Adenosine A_2A receptors in the olfactory bulb suppress rapid eye movement sleep in rodents

Rapid eye movement (REM) sleep behavior disorder in humans is often accompanied by a reduced ability to smell and detect odors, and olfactory bulbectomized rats exhibit increased REM sleep, suggesting that the olfactory bulb (OB) is involved in REM-sleep regulation. However, the molecular mechanism of REM-sleep regulation by the OB is unknown. Adenosine promotes sleep and its A_2A receptors (A_2AR) are expressed in the OB. We hypothesized that A_2AR in the OB regulate REM sleep. Bilateral microinjections of the A_2AR antagonist SCH58261 into the rat OB increased REM sleep, whereas microinjections of the A_2AR agonist CGS21680 decreased REM sleep. Similar to the A_2AR antagonist, selective A_2AR knockdown by adeno-associated virus carrying short-hairpin RNA for A_2AR in the rat OB increased REM sleep.
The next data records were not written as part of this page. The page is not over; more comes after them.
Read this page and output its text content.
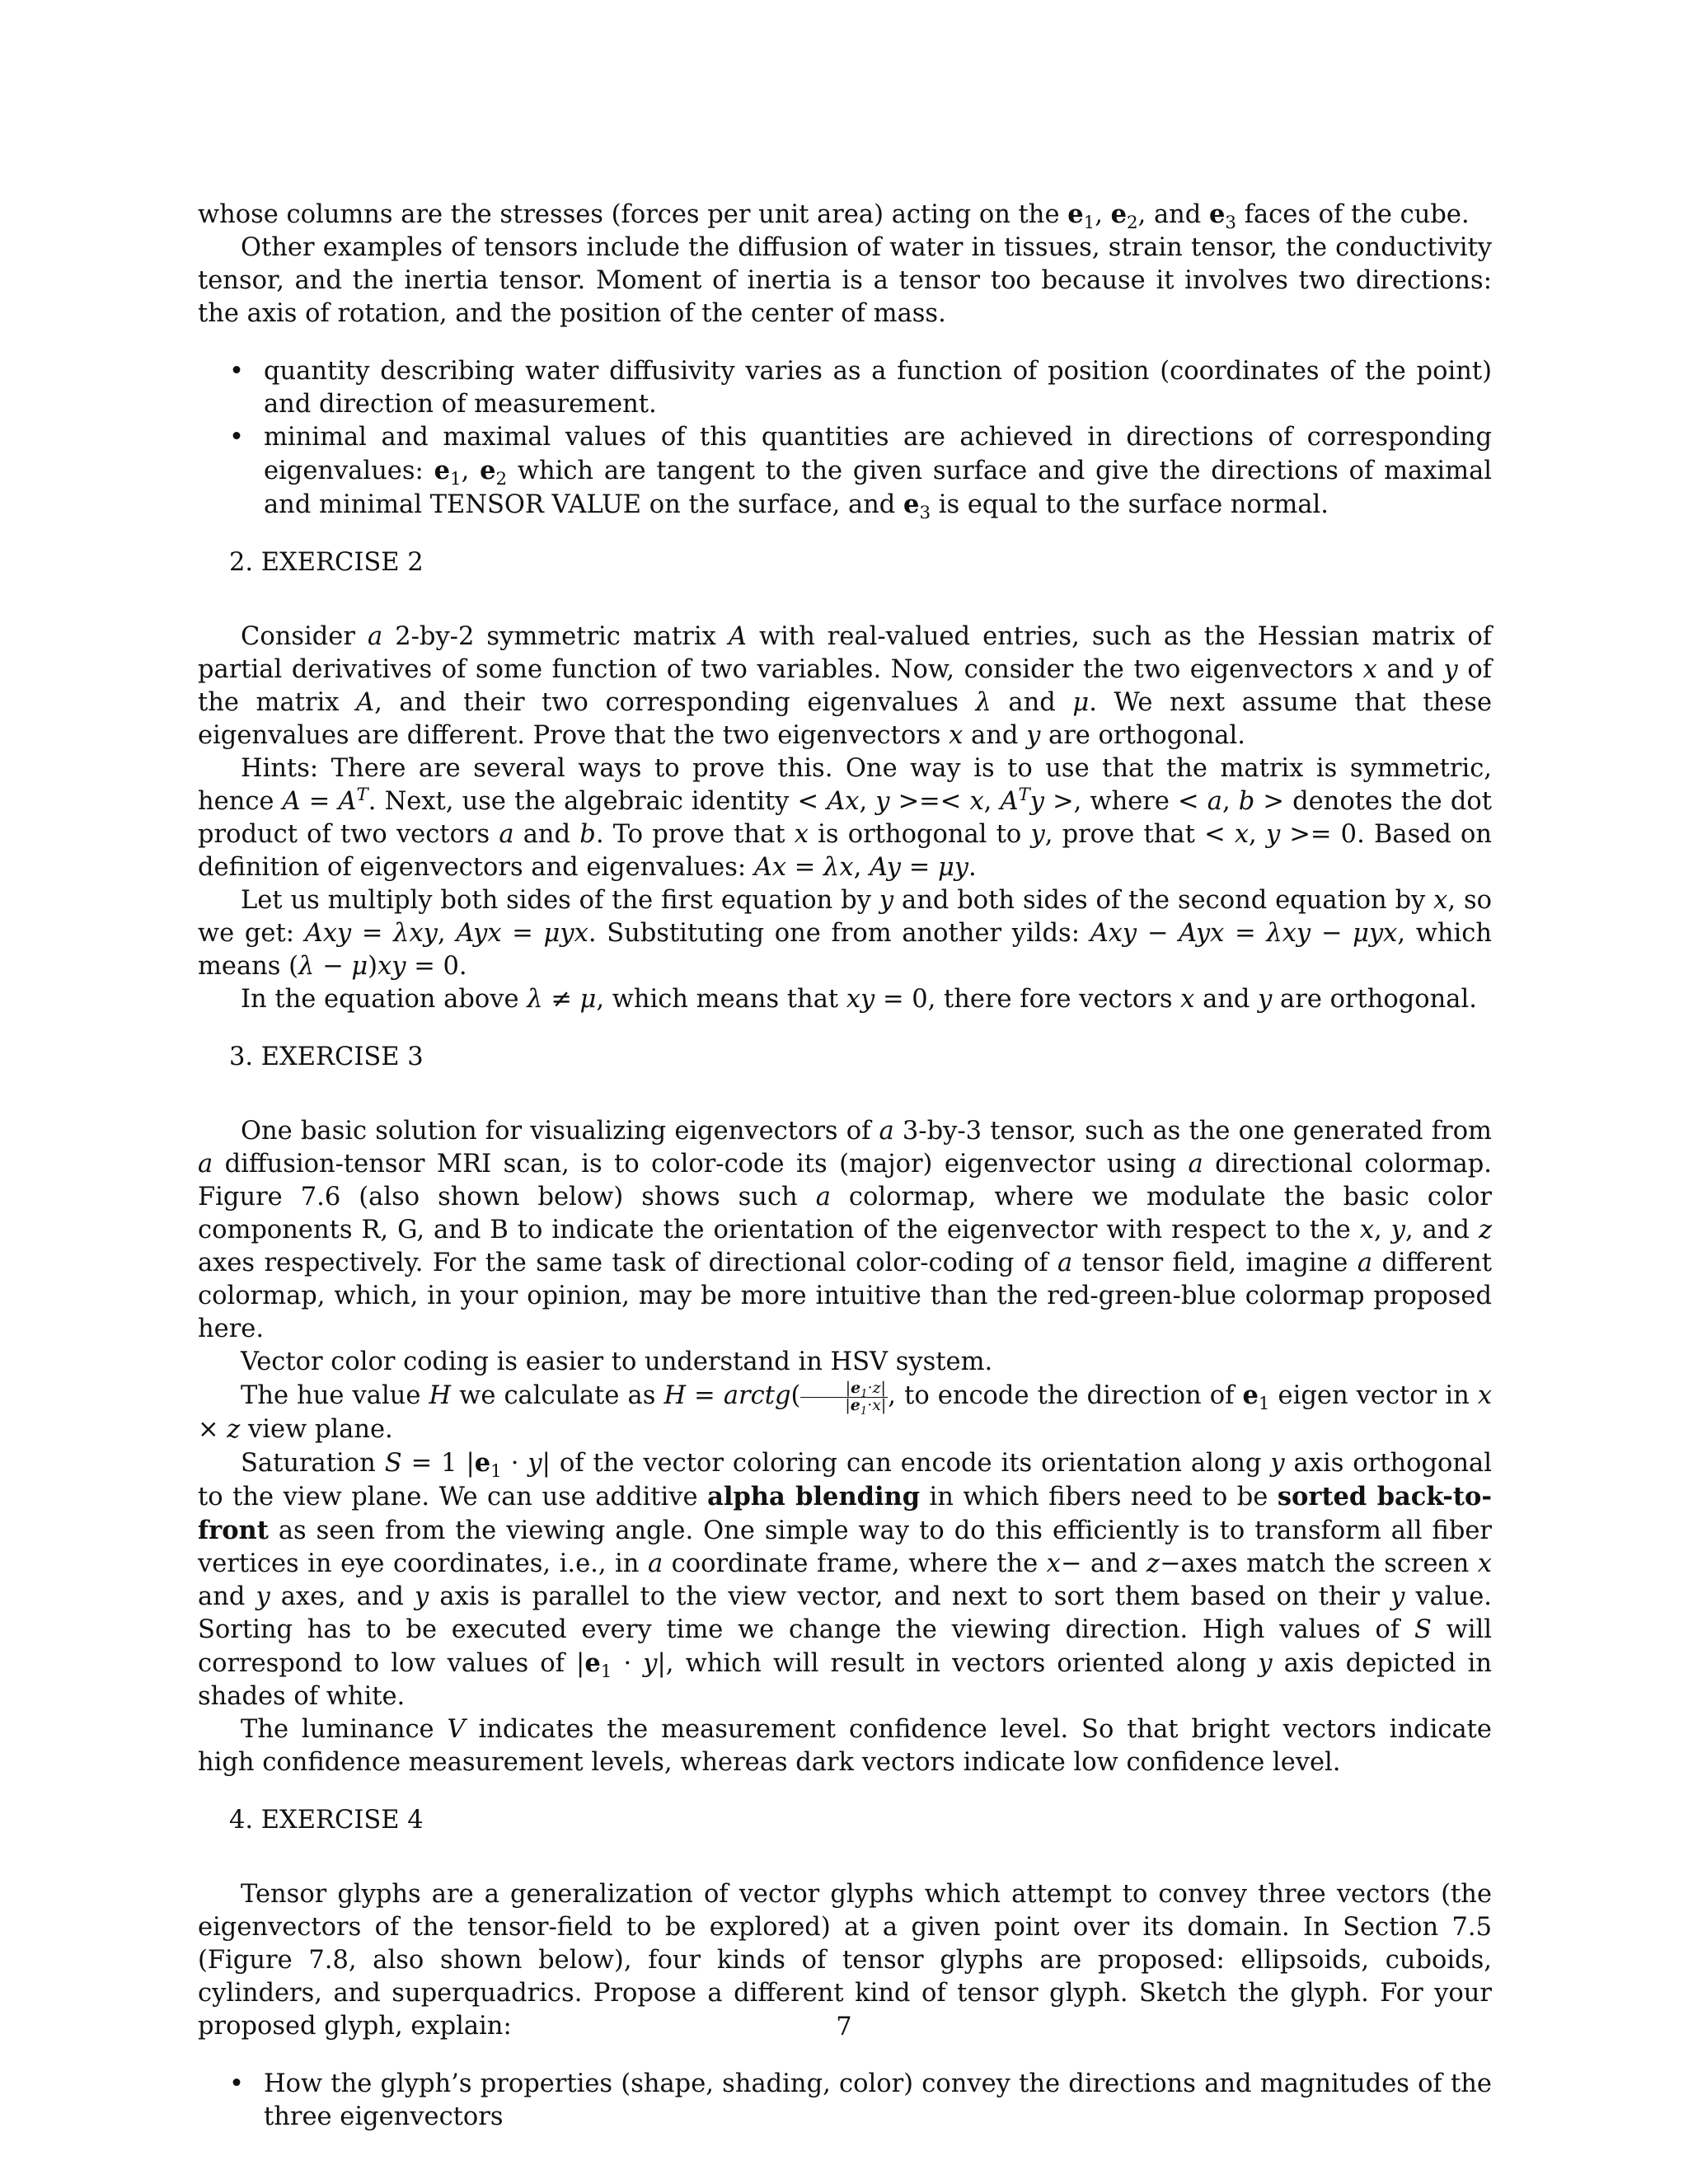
whose columns are the stresses (forces per unit area) acting on the $e_1$, $e_2$, and $e_3$ faces of the cube.

Other examples of tensors include the diffusion of water in tissues, strain tensor, the conductivity tensor, and the inertia tensor. Moment of inertia is a tensor too because it involves two directions: the axis of rotation, and the position of the center of mass.

• quantity describing water diffusivity varies as a function of position (coordinates of the point) and direction of measurement.
• minimal and maximal values of this quantities are achieved in directions of corresponding eigenvalues: $e_1$, $e_2$ which are tangent to the given surface and give the directions of maximal and minimal TENSOR VALUE on the surface, and $e_3$ is equal to the surface normal.

2. EXERCISE 2

Consider a 2-by-2 symmetric matrix A with real-valued entries, such as the Hessian matrix of partial derivatives of some function of two variables. Now, consider the two eigenvectors x and y of the matrix A, and their two corresponding eigenvalues λ and μ. We next assume that these eigenvalues are different. Prove that the two eigenvectors x and y are orthogonal.

Hints: There are several ways to prove this. One way is to use that the matrix is symmetric, hence $A = A^T$. Next, use the algebraic identity < Ax, y >=< x, $A^Ty$ >, where < a, b > denotes the dot product of two vectors a and b. To prove that x is orthogonal to y, prove that < x, y >= 0. Based on definition of eigenvectors and eigenvalues: Ax = λx, Ay = μy.

Let us multiply both sides of the first equation by y and both sides of the second equation by x, so we get: Axy = λxy, Ayx = μyx. Substituting one from another yilds: Axy − Ayx = λxy − μyx, which means (λ − μ)xy = 0.

In the equation above λ ≠ μ, which means that xy = 0, there fore vectors x and y are orthogonal.

3. EXERCISE 3

One basic solution for visualizing eigenvectors of a 3-by-3 tensor, such as the one generated from a diffusion-tensor MRI scan, is to color-code its (major) eigenvector using a directional colormap. Figure 7.6 (also shown below) shows such a colormap, where we modulate the basic color components R, G, and B to indicate the orientation of the eigenvector with respect to the x, y, and z axes respectively. For the same task of directional color-coding of a tensor field, imagine a different colormap, which, in your opinion, may be more intuitive than the red-green-blue colormap proposed here.

Vector color coding is easier to understand in HSV system.

The hue value H we calculate as H = arctg( $\frac{|e_1\cdot z|}{|e_1\cdot x|}$ , to encode the direction of $e_1$ eigen vector in x × z view plane.

Saturation S = 1 $|e_1 \cdot y|$ of the vector coloring can encode its orientation along y axis orthogonal to the view plane. We can use additive alpha blending in which fibers need to be sorted back-to-front as seen from the viewing angle. One simple way to do this efficiently is to transform all fiber vertices in eye coordinates, i.e., in a coordinate frame, where the x− and z−axes match the screen x and y axes, and y axis is parallel to the view vector, and next to sort them based on their y value. Sorting has to be executed every time we change the viewing direction. High values of S will correspond to low values of $|e_1 \cdot y|$, which will result in vectors oriented along y axis depicted in shades of white.

The luminance V indicates the measurement confidence level. So that bright vectors indicate high confidence measurement levels, whereas dark vectors indicate low confidence level.

4. EXERCISE 4

Tensor glyphs are a generalization of vector glyphs which attempt to convey three vectors (the eigenvectors of the tensor-field to be explored) at a given point over its domain. In Section 7.5 (Figure 7.8, also shown below), four kinds of tensor glyphs are proposed: ellipsoids, cuboids, cylinders, and superquadrics. Propose a different kind of tensor glyph. Sketch the glyph. For your proposed glyph, explain:

• How the glyph’s properties (shape, shading, color) convey the directions and magnitudes of the three eigenvectors
7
Using chemogenetics on the basis of designer receptors exclusively activated by designer drugs, we demonstrated that the inhibition of A_2AR neurons increased REM sleep, whereas the activation of these neurons decreased REM sleep. Moreover, using a conditional anterograde axonal tract-tracing approach, we found that OB A_2AR neurons innervate the piriform cortex and olfactory tubercle. These novel findings indicate that adenosine suppresses REM sleep via A_2AR in the OB of rodents.